The Federal Account Allocation Committee (FAAC) meeting with the 36 States on Tuesday was inconclusive due to discrepancies of about N37.76 billion in revenue presented by the NNPC.
Accountant-General of the Federation, Mr Ahmed Idris told newsmen in Abuja that the meeting was inconclusive because of irregularities in figures presented by the NNPC.
“Obviously, you are all aware that anything that has to do with federation revenue is statutory and, therefore, constitutional and we must always verify our figures to the last kobo.
“Failing to do so will amount to committing illegality and unconstitutionality.
“It is on this note that we observe some issues in the figures given by one of the major revenue generating agencies namely the NNPC.
“The committee is of the opinion that until and unless these figures are reconciled, corrected, verified and factual; we cannot distribute the revenue as the case is.
“Let me again be quick to inform Nigerians that we are sensitive with the issue and to the fact that state governments may find it difficult without this money.
“But we have to follow the constitution and the laws for distribution of revenue,’’ he said.
Also, the Chairman, Forum of FAAC Commissioner, Mr Mahmoud Yunusa, said the forum rejected the amount presented by the NNPC because it was far lower than what was projected for the month.
He argued that if the NNPC could not surpass what they presented in February, then they should not present anything less than what they presented the previous months.
“We started this meeting last week and NNPC did not submit their figures until yesterday (Monday), which we were not able to review until this morning.
“This morning when we were reviewing the figures as presented by the NNPC, it came as a great surprise to see that the amount was less than N100 billion.
“So we (states) decided that we will not collect the amount presented,
“We are contesting the figures because pipeline vandalism has reduced, while crude oil prices have continued to go up.
“On this note, we are wondering why the nation cannot raise enough money through that sector to share to states so that everyone can pay workers, contractors and so on.

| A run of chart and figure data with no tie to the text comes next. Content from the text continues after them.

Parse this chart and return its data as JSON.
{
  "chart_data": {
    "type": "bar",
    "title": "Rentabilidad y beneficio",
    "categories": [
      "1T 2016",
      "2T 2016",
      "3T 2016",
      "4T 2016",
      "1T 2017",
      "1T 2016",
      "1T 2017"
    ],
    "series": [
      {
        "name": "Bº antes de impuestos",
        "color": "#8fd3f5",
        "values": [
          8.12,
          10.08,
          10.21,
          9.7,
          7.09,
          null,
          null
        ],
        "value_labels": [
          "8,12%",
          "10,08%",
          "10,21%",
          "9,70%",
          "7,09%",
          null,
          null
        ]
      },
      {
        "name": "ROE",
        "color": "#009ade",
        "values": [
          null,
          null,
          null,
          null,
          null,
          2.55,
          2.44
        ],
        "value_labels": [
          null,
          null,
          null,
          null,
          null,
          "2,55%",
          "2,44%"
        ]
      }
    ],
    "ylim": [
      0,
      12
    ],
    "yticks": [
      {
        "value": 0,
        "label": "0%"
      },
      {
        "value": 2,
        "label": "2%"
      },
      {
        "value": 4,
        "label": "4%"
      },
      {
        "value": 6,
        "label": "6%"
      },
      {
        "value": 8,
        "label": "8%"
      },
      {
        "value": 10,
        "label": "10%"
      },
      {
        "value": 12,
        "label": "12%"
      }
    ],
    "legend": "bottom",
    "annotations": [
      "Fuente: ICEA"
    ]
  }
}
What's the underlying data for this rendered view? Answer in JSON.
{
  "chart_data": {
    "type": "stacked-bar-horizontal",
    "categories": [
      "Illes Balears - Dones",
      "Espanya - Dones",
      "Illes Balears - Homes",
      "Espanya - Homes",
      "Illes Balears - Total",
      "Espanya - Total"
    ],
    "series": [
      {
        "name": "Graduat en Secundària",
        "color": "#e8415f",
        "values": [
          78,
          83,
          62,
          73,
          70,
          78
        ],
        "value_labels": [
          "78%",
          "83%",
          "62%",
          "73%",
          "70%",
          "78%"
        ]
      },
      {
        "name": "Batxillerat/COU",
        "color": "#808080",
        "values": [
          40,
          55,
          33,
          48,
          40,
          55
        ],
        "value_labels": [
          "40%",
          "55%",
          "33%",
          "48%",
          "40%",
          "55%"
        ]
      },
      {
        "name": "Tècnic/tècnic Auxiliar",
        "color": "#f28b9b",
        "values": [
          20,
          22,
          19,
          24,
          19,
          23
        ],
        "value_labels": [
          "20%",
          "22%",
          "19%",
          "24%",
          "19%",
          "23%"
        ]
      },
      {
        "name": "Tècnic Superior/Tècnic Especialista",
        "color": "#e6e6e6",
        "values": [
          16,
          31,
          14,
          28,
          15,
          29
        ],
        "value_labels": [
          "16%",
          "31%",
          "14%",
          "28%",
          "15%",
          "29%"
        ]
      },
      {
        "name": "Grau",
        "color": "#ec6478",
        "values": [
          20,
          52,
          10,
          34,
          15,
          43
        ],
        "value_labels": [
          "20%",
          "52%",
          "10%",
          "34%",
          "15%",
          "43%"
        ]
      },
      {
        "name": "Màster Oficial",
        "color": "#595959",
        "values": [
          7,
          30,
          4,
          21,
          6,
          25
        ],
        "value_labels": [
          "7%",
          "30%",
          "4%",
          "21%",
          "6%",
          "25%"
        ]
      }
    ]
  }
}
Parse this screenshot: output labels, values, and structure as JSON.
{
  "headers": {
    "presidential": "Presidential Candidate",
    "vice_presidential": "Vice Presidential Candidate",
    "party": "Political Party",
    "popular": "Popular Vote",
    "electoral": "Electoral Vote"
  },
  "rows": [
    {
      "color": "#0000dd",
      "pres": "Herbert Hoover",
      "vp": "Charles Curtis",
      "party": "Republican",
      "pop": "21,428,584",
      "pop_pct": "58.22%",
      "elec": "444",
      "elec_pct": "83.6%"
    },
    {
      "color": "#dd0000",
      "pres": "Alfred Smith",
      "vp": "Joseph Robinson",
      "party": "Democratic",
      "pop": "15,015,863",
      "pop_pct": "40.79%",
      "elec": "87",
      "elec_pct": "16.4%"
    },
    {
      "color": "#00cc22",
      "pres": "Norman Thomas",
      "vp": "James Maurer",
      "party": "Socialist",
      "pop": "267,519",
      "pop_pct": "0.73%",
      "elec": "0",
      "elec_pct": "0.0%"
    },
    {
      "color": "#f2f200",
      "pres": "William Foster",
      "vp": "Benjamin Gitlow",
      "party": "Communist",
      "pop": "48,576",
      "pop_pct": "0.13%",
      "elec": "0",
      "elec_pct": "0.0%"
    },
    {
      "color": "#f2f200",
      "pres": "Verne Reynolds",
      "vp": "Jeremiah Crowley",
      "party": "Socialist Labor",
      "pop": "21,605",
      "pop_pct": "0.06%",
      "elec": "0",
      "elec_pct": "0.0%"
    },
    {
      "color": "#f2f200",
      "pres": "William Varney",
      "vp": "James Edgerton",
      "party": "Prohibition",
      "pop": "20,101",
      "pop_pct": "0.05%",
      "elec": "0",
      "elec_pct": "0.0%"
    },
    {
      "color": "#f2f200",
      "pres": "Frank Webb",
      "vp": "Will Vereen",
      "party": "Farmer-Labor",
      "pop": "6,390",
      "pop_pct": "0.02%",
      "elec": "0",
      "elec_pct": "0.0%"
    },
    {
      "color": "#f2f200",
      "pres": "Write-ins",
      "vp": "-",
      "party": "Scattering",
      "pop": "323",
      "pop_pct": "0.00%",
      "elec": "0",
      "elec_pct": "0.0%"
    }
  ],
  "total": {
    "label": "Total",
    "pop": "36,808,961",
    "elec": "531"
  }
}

“We are well aware that this development may affect the payment of salaries in states, but we cannot hurriedly accept this money and then later cry foul play.
“So, we should all be patient. But we hope that with this latest development, NNPC will do the needful as soon as possible,’’ he said.
Meanwhile, in a document obtained by the News Agency of Nigeria (NAN), the NNPC paid in N74.06 billion into the federation account as oil revenue generated in the month of February, to be shared in March.
“Compared to the collection of N111.84 billion in Jan. 2018, the February collection of N74.06 billion is lower by N37. 76 billion or 33 per cent.
“We were unable to meet the approved budget as a result of low collection from Concession Rentals and Petroleum Sharing Contracts (PSC) Royalty.
“We wish to note that the sum of N30.5 million for the Misc Oil revenue and N6.11 million for Gas Flared are on transit at the end of Feb. 2018.
“Furthermore, we received 16. 56 million dollars out of the 85.94 million dollars expected from PSC and MCA lifting for the month under review, therefore leaving 68.65 million dollars as outstanding,’’ NNPC said.